God I love those movies to death. My childhood was beautiful.
These movies have more thematic value than nearly anything in the post 2008 MCU and DCEU combined, minus a few exceptions.
I think what I like the best about these scenes, and these movies in general, is that they are full to the brim with pure HUMANITY. In a way most modern superhero movies just are not. Marvel is mostly just a bunch of flashy larger than life characters in zany situations making zany quips. They might "save" the world, but it's on a cosmic scale that's so abstract it's hard to relate to it on an individual level. The very idea of Spider-Man struggling to the point of exhaustion, his suit torn and his strength strained so much he needs the very people he's trying to save to save him? That would be too human and too honest and real for modern Marvel. His current fancy techno Iron Man Jr. suit wouldn't even allow for the possibility, and in the worst case scenario there would just be some shenanigans of magic or other superheroes miraculously appearing. There is no human relatability; we're just watching the gods duke it out on a cosmic scale like it's f--king Wagner or something. THIS Spider-Man, on the other hand, was infinitely more relatable and you actually felt invested and cared about his fate and relationships.

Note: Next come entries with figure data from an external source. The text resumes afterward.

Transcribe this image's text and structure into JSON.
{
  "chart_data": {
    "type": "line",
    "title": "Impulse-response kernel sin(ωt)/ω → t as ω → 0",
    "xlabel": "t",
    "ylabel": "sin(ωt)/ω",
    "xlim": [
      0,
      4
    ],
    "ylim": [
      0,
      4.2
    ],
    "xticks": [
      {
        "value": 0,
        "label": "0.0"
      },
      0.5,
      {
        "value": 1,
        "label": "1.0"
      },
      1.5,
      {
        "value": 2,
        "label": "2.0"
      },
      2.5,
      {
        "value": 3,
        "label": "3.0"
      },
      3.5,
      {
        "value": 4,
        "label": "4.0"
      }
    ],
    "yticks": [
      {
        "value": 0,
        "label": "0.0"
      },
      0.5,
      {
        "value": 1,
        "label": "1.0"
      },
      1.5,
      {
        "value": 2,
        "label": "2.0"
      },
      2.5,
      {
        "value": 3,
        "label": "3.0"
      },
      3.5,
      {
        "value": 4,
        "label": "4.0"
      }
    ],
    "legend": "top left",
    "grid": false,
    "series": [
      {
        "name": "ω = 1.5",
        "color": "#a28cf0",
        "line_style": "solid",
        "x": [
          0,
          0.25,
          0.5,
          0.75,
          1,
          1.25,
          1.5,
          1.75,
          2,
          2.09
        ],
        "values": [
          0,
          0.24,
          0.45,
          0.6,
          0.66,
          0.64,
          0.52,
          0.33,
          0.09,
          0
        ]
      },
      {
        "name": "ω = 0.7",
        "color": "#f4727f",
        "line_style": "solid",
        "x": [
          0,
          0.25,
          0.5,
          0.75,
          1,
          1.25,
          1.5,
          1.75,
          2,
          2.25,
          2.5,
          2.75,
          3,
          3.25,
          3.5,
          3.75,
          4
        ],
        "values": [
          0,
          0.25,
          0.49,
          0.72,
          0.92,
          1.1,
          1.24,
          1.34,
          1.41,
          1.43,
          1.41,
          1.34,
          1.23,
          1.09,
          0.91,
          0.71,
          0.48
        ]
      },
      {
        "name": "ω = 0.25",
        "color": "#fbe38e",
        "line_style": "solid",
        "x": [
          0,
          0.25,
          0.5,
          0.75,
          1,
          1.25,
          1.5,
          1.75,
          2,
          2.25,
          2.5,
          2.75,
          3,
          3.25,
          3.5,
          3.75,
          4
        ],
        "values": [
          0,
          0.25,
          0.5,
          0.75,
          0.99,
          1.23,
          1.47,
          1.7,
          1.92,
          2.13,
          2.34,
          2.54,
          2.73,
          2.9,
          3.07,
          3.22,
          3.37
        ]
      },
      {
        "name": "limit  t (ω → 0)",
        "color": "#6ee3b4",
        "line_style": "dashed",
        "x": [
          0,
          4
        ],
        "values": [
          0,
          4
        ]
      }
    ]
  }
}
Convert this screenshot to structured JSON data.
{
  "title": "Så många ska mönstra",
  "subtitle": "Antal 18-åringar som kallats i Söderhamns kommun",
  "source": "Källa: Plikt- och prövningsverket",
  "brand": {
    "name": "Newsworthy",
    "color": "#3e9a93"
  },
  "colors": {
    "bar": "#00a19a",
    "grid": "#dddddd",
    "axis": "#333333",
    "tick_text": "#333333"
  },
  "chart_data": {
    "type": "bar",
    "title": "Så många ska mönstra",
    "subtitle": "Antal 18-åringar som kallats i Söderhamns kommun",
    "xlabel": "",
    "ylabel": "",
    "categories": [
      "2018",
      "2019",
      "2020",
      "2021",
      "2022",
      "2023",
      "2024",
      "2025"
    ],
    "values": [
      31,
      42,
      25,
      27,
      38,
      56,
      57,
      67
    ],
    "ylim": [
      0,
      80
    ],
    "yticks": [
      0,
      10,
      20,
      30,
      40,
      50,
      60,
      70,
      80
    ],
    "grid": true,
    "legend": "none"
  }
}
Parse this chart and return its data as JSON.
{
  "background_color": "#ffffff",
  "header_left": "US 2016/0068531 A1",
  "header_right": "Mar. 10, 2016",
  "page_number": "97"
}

And as for the DCEU... The less said about it, the better. I don't know why Zack Snyder was apparently under some other impression, but the fact of the matter is that at the end of the day, you cannot possibly make men in tights dressed as bats/clowns/etc. punching each other NOT campy/ridiculous/unrealistic. Raimi's films understood that and so chose to lean into it and make the most of it for what it was rather than try hard to make it as edgy, grim, dark, and miserable as possible as Snyder's DC films did. I mean Man of Steel honestly feels like a goddamn SNL parody of superhero movies to me. SUPERMAN as some kind of bleak Randian reluctant hero who literally snaps a guy's neck at the end in front of children? A color palate that doesn't go any lighter than "light gray," maybe? LITERALLY giving him a black suit eventually??? You just can't make this s--t up. It goes 100% against everything the genre was ever supposed to be and makes a mockery of itself in the process.